Unfortunately, I can’t say the pics are necessarily obscenely gorgeous this time, as for some reason the camera was set at the lowest possible resolution, and that plus extremely low light equals highly mediocre pictures. You’ll get the basic idea, though.
The usual semi-annual routine for Wesly’s and my birthdays is that the birthday boy gets taken out for dinner, and never knows where until the moment the car pulls up in front of the restaurant. We’re big believers in the element of surprise, combined with sometimes absurd levels of misdirection. Usually each of us would conspire with Mary as to where to take the other (although sadly, this was the last time for that), and our conspiracy ended up with my plan to take Wes to Bouchon, Chef Thomas Keller’s French bistro in Beverly Hills, for his mumblety-mumbleth birthday on March 8.
Unfortunately, for a change Wesly was quite forceful in expressing his birthday wishes this year. “I wanna go to Bouchon. And I wanna go see ‘Dreamgirls.'” Well, so much for the element of surprise.
We don’t frequent Beverly Hills, unsurprisingly, but we were familiar with the location as it’s right up the block from Spago (which is one of our favorite occasion restaurants and not nearly as expensive or out-of-reach as you might think). This is the third Bouchon location, after the Michelin-starred original in Yountville in Napa Valley and the glitzier one in Vegas. The building in which Bouchon resides is called Beverly Hills Gardens, and shares a beautiful courtyard with the Montage Hotel. There’s a narrow veranda along the side of the restaurant overlooking the courtyard, which will be a really lovely place to dine once spring has sprung.
Upon passing the intriguing-looking Bar Bouchon on the ground level, which we must explore later, we entered and ascended a rather grand staircase into the restaurant and were seated at a cozy table after passing the rather grand curved zinc bar not unlike ones we’d seen in Paris.
The main dining room is vibrant without being overwhelmingly loud, and we still felt well-connected to the whole space while still being afforded a good bit of privacy at our table. (Ours was the two-top in the lower left corner, below.)

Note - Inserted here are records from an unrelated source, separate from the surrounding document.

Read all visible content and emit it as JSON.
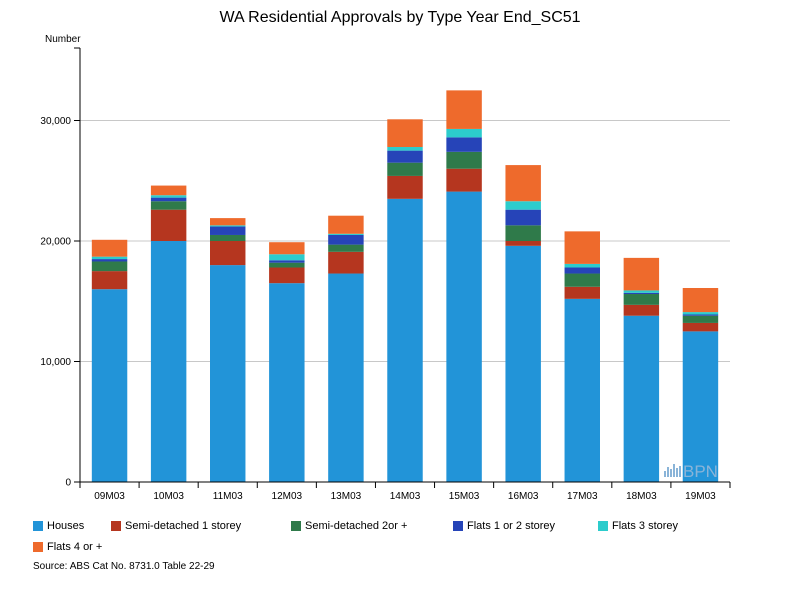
{
  "chart_data": {
    "type": "bar",
    "stacked": true,
    "title": "WA Residential Approvals by Type Year End_SC51",
    "ylabel": "Number",
    "xlabel": "",
    "ylim": [
      0,
      35000
    ],
    "yticks": [
      0,
      10000,
      20000,
      30000
    ],
    "ytick_labels": [
      "0",
      "10,000",
      "20,000",
      "30,000"
    ],
    "grid": true,
    "categories": [
      "09M03",
      "10M03",
      "11M03",
      "12M03",
      "13M03",
      "14M03",
      "15M03",
      "16M03",
      "17M03",
      "18M03",
      "19M03"
    ],
    "series": [
      {
        "name": "Houses",
        "color": "#2294d8",
        "values": [
          16000,
          20000,
          18000,
          16500,
          17300,
          23500,
          24100,
          19600,
          15200,
          13800,
          12500
        ]
      },
      {
        "name": "Semi-detached 1 storey",
        "color": "#b5361f",
        "values": [
          1500,
          2600,
          2000,
          1300,
          1800,
          1900,
          1900,
          400,
          1000,
          900,
          700
        ]
      },
      {
        "name": "Semi-detached 2or +",
        "color": "#2f7a4a",
        "values": [
          800,
          700,
          500,
          400,
          600,
          1100,
          1400,
          1300,
          1100,
          900,
          600
        ]
      },
      {
        "name": "Flats 1 or 2 storey",
        "color": "#2644b8",
        "values": [
          200,
          300,
          700,
          200,
          800,
          1000,
          1200,
          1300,
          500,
          100,
          100
        ]
      },
      {
        "name": "Flats 3 storey",
        "color": "#2ccccc",
        "values": [
          200,
          200,
          100,
          500,
          100,
          300,
          700,
          700,
          300,
          200,
          200
        ]
      },
      {
        "name": "Flats 4 or +",
        "color": "#ee6a2c",
        "values": [
          1400,
          800,
          600,
          1000,
          1500,
          2300,
          3200,
          3000,
          2700,
          2700,
          2000
        ]
      }
    ]
  },
  "source": "Source: ABS Cat No. 8731.0 Table 22-29",
  "watermark": "BPN"
}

Around each napkin at the place settings was folded a crisp brown piece of paper that turned out to be our menus, leading immediately to the problem of what to order when everything on the menu looked so good — I imagine the menu is more or less the same at all three branches, and this one has a terrific chef, Rory Herrmann, formerly of Keller’s New York three Michelin-starred restaurant Per Se. Some of the dishes were eye-raisingly pricey (unsurprising, considering the world-famous chef-owner and its posh location) but many were quite reasonable. We saw (and smelled … holy frak) magnificent plates of steak frites go by, Gargantuan steaks accompanied by what looked like a basketball-sized clump of crisp Belgian-style twice-fried frites for $36.50 which we could easily have split. But not tonight.